Britannia Beach / Sea to Sky Highway – 117km +1802m
If you’re training for a long and hilly endurance event then this could be a good route for you. There’s a traffic light at the Britannia Beach exit making it easy to turn around.
Squamish / Sea to Sky Highway – 140km +2264m
Another variation on the Sea to Sky route, you can go as long and far as you want along this highway. This map turns around at Cleveland Ave which is the main intersection when you first get into Squamish. There’s a Nestor’s Market and a gas station to refuel and fill water bottles if needed.
Tsawassen Ferry Terminal – 144km +770m
If you spend a lot of time on your bike and you’re getting bored of riding the same Vancouver cycling routes over and over again then here’s a good one that you can add to your repertoire. This mostly flat ride will take you all the way to the Tsawassen Ferry Terminal.
Triple Crown – Classic Route – 135km +2805m
If you’re looking for an epic hill climbing challenge, this ride is for you! The Triple Crown is one of the most challenging Vancouver Cycling Routes with three separate mountains to climb. There are several variations of this route, the route shown here is a classic approach that’s fairly direct.
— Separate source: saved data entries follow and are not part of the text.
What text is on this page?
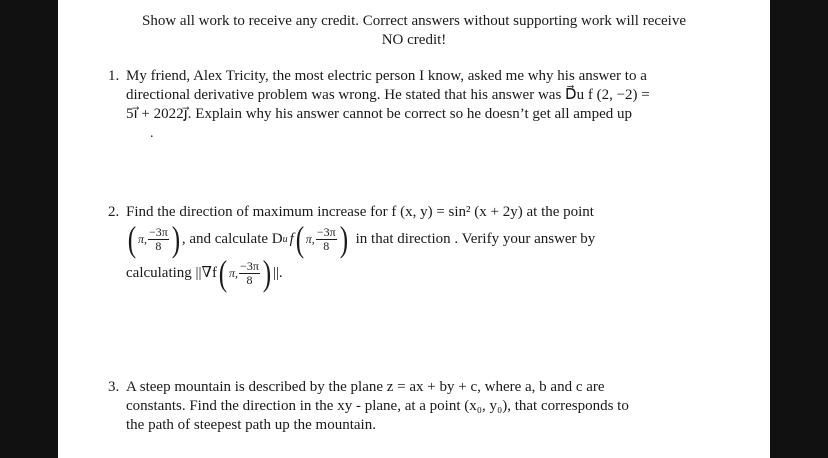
Show all work to receive any credit. Correct answers without supporting work will receive
NO credit!
1. My friend, Alex Tricity, the most electric person I know, asked me why his answer to a
directional derivative problem was wrong. He stated that his answer was D⃗u f (2, −2) =
5ı⃗ + 2022ȷ⃗. Explain why his answer cannot be correct so he doesn’t get all amped up
.
2. Find the direction of maximum increase for f (x, y) = sin² (x + 2y) at the point
( π, $\frac{-3\pi}{8}$ ) , and calculate D u f ( π, $\frac{-3\pi}{8}$ ) in that direction . Verify your answer by
calculating ||∇f ( π, $\frac{-3\pi}{8}$ ) ||.
3. A steep mountain is described by the plane z = ax + by + c, where a, b and c are
constants. Find the direction in the xy - plane, at a point (x₀, y₀), that corresponds to
the path of steepest path up the mountain.
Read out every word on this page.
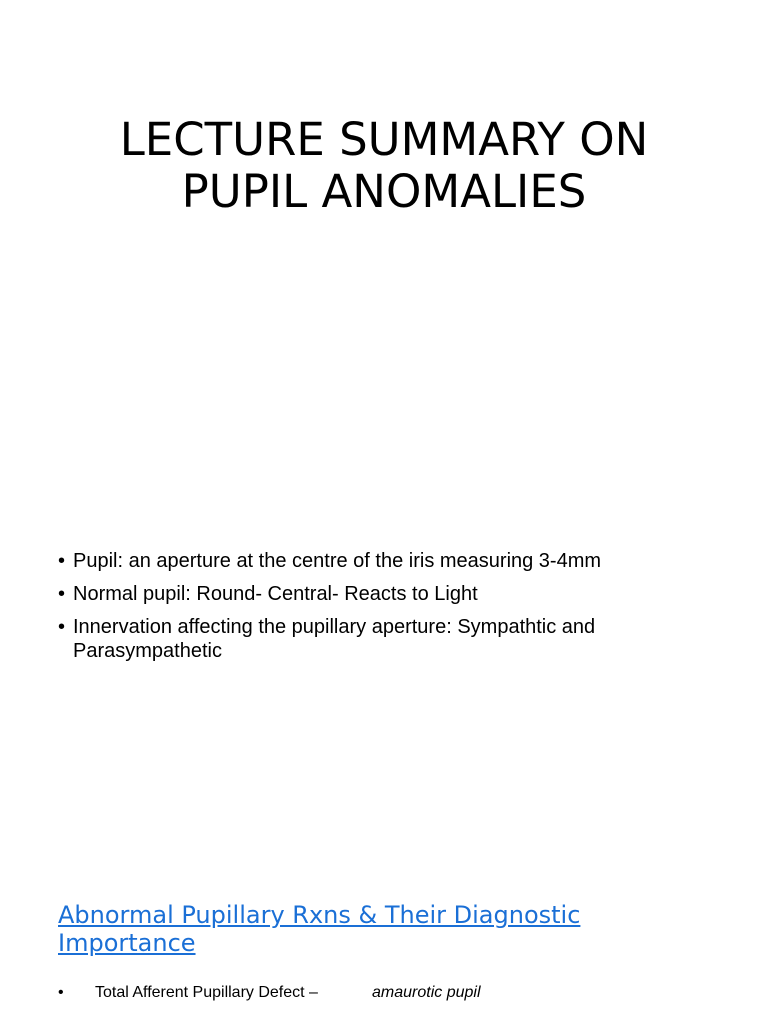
LECTURE SUMMARY ON
PUPIL ANOMALIES
• Pupil: an aperture at the centre of the iris measuring 3-4mm
• Normal pupil: Round- Central- Reacts to Light
• Innervation affecting the pupillary aperture: Sympathtic and Parasympathetic
Abnormal Pupillary Rxns & Their Diagnostic Importance
• Total Afferent Pupillary Defect –	amaurotic pupil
This route includes ~2800m of climbing over ~135km.
Alice Lake / Sea to Sky Highway – 164km +2524m
So many great local Vancouver cycling routes! This is a good one for endurance cyclists or triathletes who are training for a hilly GranFondo or Ironman event. It covers approximately the first 2/3’s of the Whistler GranFondo but with the return trip is actually over 40km longer.
0 Avenue / White Rock to Cultas Lake – 168km +964m
If you’re looking for a great place to ride with very few interruptions along the way then this is a great alternative to the regular mainstay Vancouver cycling routes. If you live in Vancouver it will require a little bit of extra travel time to get there but it’s well worth the trip if you have a long ride planned in your training schedule. Shown here is the long version of the route all the way to Cultas Lake although you can make this ride as short or as long as you wish by simply turning back at any point. There are gas stations along the route where you can refill bottles and buy food including one on Huntingdon Road at kilometer 38 as well as another on Yarrow Central Road at kilometer 66.